Pour la démocratie en entreprise :
– de réduire les inégalités de salaire au sein des entreprises et d’accroitre la place des salarié.e.s dans la gouvernance de l’entreprise

Pour la création d’emplois, l’adaptation aux évolutions du monde du travail et pour la transition écologique :
– de relancer la réduction du temps de travail
– de mener une véritable politique de formation continue, seul moyen pour que les travailleur.se.s puissent s’adapter à l’évolution des modes de travail et de production induit par les évolutions technologiques et l’émergence de nouveaux marchés
– de mettre en place de contrats de transition, pour accompagner les salarié.e.s dans les secteurs amenés à disparaître (exemple du secteur automobile et du récent exemple de GM&S, ou du nucléaire) vers des secteurs en développement. Nous rappelons à ce titre que pour l’emploi, tout a été essayé, sauf l’écologie. Or, la transition écologique devrait nous permettre de créer un million d’emplois.

Les contre-réformes Macron profitent de la faiblesse des syndicats dans les TPE/PME, et de celle d’organisations patronales non représentatives de la diversité des entrepreneurs : TPE, Entrepreneurs de l’ESS, entreprises d’insertion, … Forts de ces constats, nos écosyndicalistes pourront contribuer avec d’autres, à jeter des passerelles et créer une nouvelle ère écosyndicale, unitaire, et représentant mieux la diversité des travailleurs et des privé.e.s d’emploi. »

Motion

Contre une loi de régression sociale à côté de la plaque, le Conseil fédéral d’Europe Ecologie Les Verts réaffirme l’engagement du parti contre le démantèlement du code du travail et la fragilisation des droits des travailleur.se.s.

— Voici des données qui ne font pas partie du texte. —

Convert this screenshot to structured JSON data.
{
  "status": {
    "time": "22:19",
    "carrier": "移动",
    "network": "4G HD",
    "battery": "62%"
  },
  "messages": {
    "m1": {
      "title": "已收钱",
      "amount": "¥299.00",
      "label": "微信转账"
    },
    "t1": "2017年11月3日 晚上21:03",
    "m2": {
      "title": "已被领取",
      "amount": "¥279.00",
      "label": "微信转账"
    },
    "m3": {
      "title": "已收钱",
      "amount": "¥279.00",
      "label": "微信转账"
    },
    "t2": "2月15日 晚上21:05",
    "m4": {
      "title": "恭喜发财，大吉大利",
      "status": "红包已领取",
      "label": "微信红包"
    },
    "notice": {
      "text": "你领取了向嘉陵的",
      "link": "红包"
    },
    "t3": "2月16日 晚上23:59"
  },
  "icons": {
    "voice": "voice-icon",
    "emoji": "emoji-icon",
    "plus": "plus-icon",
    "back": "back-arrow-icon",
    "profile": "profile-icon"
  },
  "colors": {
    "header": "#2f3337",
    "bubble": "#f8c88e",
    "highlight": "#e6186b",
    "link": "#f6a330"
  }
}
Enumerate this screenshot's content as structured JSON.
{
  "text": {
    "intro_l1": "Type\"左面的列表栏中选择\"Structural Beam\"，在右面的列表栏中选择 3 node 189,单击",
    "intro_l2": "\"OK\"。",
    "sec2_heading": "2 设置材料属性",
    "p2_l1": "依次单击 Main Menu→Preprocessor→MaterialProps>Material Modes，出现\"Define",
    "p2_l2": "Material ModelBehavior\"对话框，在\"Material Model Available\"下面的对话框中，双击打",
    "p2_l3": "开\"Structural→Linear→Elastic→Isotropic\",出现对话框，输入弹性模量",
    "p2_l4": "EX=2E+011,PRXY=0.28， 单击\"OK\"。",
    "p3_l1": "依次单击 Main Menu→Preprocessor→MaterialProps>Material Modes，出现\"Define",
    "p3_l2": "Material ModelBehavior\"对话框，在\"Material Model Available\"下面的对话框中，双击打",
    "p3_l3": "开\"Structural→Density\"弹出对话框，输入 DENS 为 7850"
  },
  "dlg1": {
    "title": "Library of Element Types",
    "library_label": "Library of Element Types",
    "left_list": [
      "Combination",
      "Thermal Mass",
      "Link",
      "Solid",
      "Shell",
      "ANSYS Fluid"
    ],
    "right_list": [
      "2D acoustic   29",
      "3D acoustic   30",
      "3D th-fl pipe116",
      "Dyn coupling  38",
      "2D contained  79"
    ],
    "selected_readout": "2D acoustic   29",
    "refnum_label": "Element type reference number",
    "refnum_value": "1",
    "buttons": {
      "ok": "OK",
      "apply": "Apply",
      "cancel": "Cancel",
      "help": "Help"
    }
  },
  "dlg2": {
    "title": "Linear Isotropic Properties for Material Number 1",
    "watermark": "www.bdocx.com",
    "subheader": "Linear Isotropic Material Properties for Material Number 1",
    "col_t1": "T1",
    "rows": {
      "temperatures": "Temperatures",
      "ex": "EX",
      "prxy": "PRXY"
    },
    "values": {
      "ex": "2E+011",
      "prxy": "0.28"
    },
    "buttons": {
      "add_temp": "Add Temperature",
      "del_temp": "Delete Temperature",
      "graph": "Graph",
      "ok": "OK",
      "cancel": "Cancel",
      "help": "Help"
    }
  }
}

Le Conseil fédéral acte la participation d’Europe Écologie Les Verts à la mobilisation organisée par les syndicats CGT, UNEF, Sud et Solidaires, le 12 septembre, et plus largement sa participation aux mobilisations locales et nationales aux côtés des organisations syndicales, des organisations de jeunesse et des associations de chômeurs, ainsi qu’au travail pédagogique d’information et de déconstruction de la communication habilement manipulatoire menée au sujet du code du travail.